Downloading and installing hundreds of megabytes worth of software is scary; you never know what you're going to get, despite reassurances from all and sundry that downloading is perfectly safe. You may have gotten a CD with your digital camera that purports to include an editing program, but you just can't find the installation program on the disc anywhere - especially since the instruction manual sounds like it was written in poorly translated Chinese.

So you just leave the photos as is; if raw images were good enough for the Greatest Generation (as the WWII generation was called), it's good enough for Generation X or Y, or whatever they're calling it today.

Which is a shame, because not only is digital editing much easier than you think, but you don't have to install a thing to have access to a first class editor that will help you make your pictures perfect! The Creating Online Web site is one of those sites that tries to give back to the community, or so it seems, because they've got a bunch of free tools that are mostly designed to help users enhance their own sites.

But you don't need a Web site to benefit from Creating Online's free online image editor - all you need is a digital photo you can upload, a mouse and a keyboard! The editor supports GIF, PNG and JPG pictures (the format your digital pictures are most likely in). There are 10 tools you can choose from, all designed to let you mold your photo to be just what you want it to be.



YOU GET THE basic tools, including tools to crop or resize a photo, as well as rotate/flip capabilities. The crop tool is very easy to use - you just drag a corner of the photo until you've gotten rid of the extraneous area, leaving you with the subject in focus.

You can also adjust the colors of the photo; there are a large number of presets that you can apply to the photo that are globally designed to enhance the color set of the picture. Just choose the color set (like applying a bright color to a dark photo) and check out the results. In addition, you can change the lightness of the existing colors (Gamma setting) or convert the photo to black and white. And if you decide the changes you've made are not what you want, just click the undo button.
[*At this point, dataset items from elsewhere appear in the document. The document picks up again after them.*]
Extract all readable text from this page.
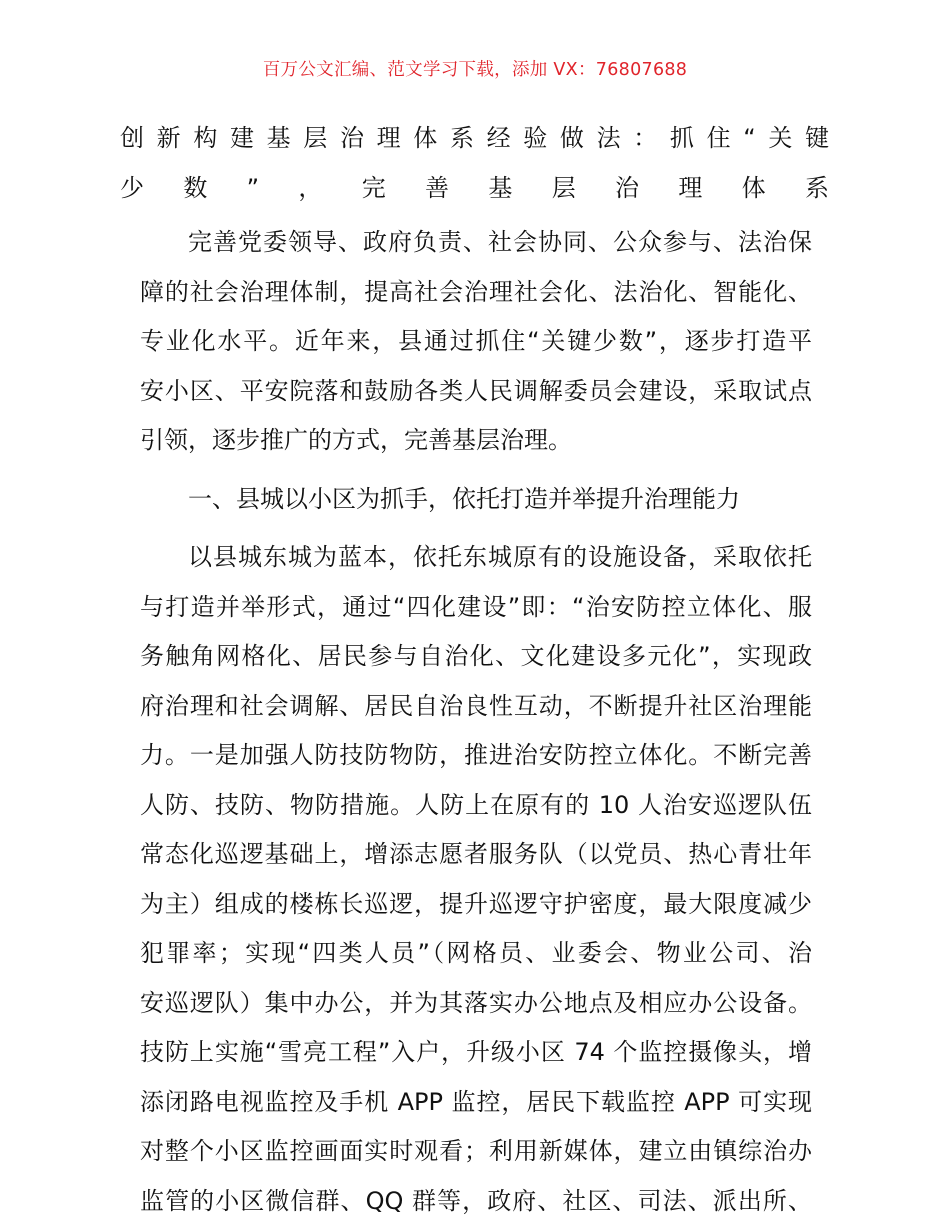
百万公文汇编、范文学习下载，添加 VX：76807688
创新构建基层治理体系经验做法：抓住“关键
少数”，完善基层治理体系
完善党委领导、政府负责、社会协同、公众参与、法治保
障的社会治理体制，提高社会治理社会化、法治化、智能化、
专业化水平。近年来，县通过抓住“关键少数”，逐步打造平
安小区、平安院落和鼓励各类人民调解委员会建设，采取试点
引领，逐步推广的方式，完善基层治理。
一、县城以小区为抓手，依托打造并举提升治理能力
以县城东城为蓝本，依托东城原有的设施设备，采取依托
与打造并举形式，通过“四化建设”即：“治安防控立体化、服
务触角网格化、居民参与自治化、文化建设多元化”，实现政
府治理和社会调解、居民自治良性互动，不断提升社区治理能
力。一是加强人防技防物防，推进治安防控立体化。不断完善
人防、技防、物防措施。人防上在原有的 10 人治安巡逻队伍
常态化巡逻基础上，增添志愿者服务队（以党员、热心青壮年
为主）组成的楼栋长巡逻，提升巡逻守护密度，最大限度减少
犯罪率；实现“四类人员”（网格员、业委会、物业公司、治
安巡逻队）集中办公，并为其落实办公地点及相应办公设备。
技防上实施“雪亮工程”入户，升级小区 74 个监控摄像头，增
添闭路电视监控及手机 APP 监控，居民下载监控 APP 可实现
对整个小区监控画面实时观看；利用新媒体，建立由镇综治办
监管的小区微信群、QQ 群等，政府、社区、司法、派出所、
There are even little bits of clipart you can add to your photo, including a comical talk or thought bubble (those boxes with the lines or the bubbles used mostly by superheros). The point of those is to contain the text you can create, adding words or thoughts to a photo you might send out as a greeting card. Both the text boxes and the text itself can be moved around anywhere in the photo. And when you've done your editing, just click on the download button to save it back on your PC.

If you've ever done digital editing, of course, these tools will seem somewhat lightweight compared to what you get in Photoshop, although they are perfectly fine for the parameters they operate in - and these tools happen to constitute 95 percent of what most non-professional users would want an editing program for anyway. But the editing site is also a great way to get your feet wet in the area of digital editing without having to make any commitments - there's nothing to download, and you can close your browser at any time if you change your mind (note that your original picture stays where it is, and when you save the edited photo it gets moved into a completely separate file).

Speaking of digital cameras, one complaint many people have about them is that the viewfinder screens are too small. I don't know if this dissatisfaction comes about because people have forgotten the days when 35mm cameras had no screens to display what the lens was seeing at all, or because the camera buying public has suddenly developed a severe case of eye strain - but you'd think people would be happy to have such a screen at all!

No matter - we aim to please, and displayed here is the back of a new Sanyo Xacti Digital Camera (http://www.sanyo-dsc.com/english/products/vpc-e6) which boasts, among other features, the largest digital screen for any camera in its class (under 8 megapixels), measuring in at 3 inches diagonally. Maybe with such a big screen you won't have to edit photos - you'll be able to see that coffee spill before you snap the photo, and get everyone to move just a little bit to the right before they say "cheese."